AAAR 34th Annual Conference
October 12 - October 16, 2015
Hyatt Regency
Minneapolis, Minnesota, USA
Abstract View
Control of Ozonolysis Kinetics and Aerosol Yield by Nuances in the Molecular Structure of Volatile Organic Compounds
REBECCA HARVEY, Giuseppe Petrucci, University of Vermont
Abstract Number: 104 Working Group: Aerosol Chemistry
Abstract Secondary organic aerosol (SOA) plays integral roles in climate and human health, yet there remains a limited understanding of the mechanisms that lead to its formation and ultimate fate. The disparity between modeled atmospheric SOA loadings and field measurements highlights the need for a more accurate representation of the molecular level interactions between SOA sources and oxidative pathways. Atmospheric models generally predict SOA loadings using structure activity relationships generalized to classes of SOA precursors. However, the kinetics and SOA forming potential of molecules are nuanced by seemingly minor structural differences in parent molecules.
We measured SOA yields and ozonolysis rate constants for several atmospherically relevant linear, cyclic and oxygenated C$_5-C$_7 alkenes whose molecular structure varies slightly in the site of unsaturation and/or the presence/position of functional groups. For 1-alkenes, SOA yield increased with carbon number but was also dependent on the position of the double bond, confirming previously reported trends. We also found greater SOA yields for cyclic compounds compared to their linear analogs, a comparison that has not explicitly been explored.
The presence of oxygenated functional groups influenced SOA yield and kinetics. For example, cis-3-hexene (3-HXN) had a lower SOA yield than its methyl ester- (cis-3-hexenyl acetate, CHA) and hydroxyl-substituted (cis-3-hexenol, HXL) analogs. The ozonolysis rate constant for 3-HXN was also 70% and 115% greater than CHA and HXL, respectively. The position and presence of oxygenated functional groups was found to impact SOA formation through steric and electronic effects.

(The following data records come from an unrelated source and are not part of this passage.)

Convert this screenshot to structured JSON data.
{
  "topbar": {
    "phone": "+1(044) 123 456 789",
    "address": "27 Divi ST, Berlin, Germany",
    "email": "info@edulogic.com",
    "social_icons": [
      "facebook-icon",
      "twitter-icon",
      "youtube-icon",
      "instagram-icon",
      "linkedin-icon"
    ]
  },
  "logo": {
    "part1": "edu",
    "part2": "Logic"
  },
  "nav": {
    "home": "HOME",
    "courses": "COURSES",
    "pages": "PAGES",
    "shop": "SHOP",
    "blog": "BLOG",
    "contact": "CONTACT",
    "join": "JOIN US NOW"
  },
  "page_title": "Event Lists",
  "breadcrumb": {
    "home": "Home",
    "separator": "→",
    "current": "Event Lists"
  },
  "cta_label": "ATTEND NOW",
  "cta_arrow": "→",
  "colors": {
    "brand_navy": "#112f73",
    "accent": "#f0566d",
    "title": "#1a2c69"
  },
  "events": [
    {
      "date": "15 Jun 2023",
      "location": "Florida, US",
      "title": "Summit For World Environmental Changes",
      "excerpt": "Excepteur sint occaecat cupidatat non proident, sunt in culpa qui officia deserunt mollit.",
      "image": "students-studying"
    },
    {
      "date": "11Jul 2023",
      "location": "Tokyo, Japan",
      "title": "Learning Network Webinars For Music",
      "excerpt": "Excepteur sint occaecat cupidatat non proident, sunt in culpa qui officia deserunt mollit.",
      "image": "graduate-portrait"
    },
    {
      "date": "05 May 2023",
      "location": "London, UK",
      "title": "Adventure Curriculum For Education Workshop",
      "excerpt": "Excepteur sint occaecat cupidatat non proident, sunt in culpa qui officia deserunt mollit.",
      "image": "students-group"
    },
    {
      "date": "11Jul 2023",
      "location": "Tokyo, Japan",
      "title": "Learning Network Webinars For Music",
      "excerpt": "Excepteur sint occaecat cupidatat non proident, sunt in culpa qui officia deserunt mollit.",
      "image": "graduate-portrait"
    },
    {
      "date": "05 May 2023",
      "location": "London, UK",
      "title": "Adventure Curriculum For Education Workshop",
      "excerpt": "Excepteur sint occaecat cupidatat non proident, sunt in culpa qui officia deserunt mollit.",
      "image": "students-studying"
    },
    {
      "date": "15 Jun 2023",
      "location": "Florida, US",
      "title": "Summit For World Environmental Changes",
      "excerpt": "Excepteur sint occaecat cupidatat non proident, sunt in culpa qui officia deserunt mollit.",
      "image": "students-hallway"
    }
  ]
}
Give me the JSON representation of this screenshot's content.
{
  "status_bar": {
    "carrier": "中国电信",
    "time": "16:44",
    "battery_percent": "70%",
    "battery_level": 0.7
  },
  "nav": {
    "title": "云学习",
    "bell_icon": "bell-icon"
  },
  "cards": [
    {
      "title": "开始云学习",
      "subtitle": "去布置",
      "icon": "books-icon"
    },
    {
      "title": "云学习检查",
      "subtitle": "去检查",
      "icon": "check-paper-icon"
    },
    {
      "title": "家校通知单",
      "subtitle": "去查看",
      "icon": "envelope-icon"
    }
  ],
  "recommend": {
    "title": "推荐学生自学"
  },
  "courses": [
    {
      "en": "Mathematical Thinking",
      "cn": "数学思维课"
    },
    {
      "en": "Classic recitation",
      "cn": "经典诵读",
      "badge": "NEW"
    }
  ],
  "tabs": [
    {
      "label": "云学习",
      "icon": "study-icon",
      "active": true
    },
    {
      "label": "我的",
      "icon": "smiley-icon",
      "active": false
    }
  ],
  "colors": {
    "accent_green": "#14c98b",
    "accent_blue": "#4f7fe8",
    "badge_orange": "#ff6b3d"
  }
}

We demonstrate the nuanced behavior of these ozonolysis reactions and discuss relationships between parent compound molecular structure and SOA yield and kinetics. We demonstrate that these key molecular features (location of double bond, presence and identity of substituents, linear vs cyclic geometry) must be considered to accurately model the impact of unsaturated VOCs in atmospheric oxidative cycles and SOA burden.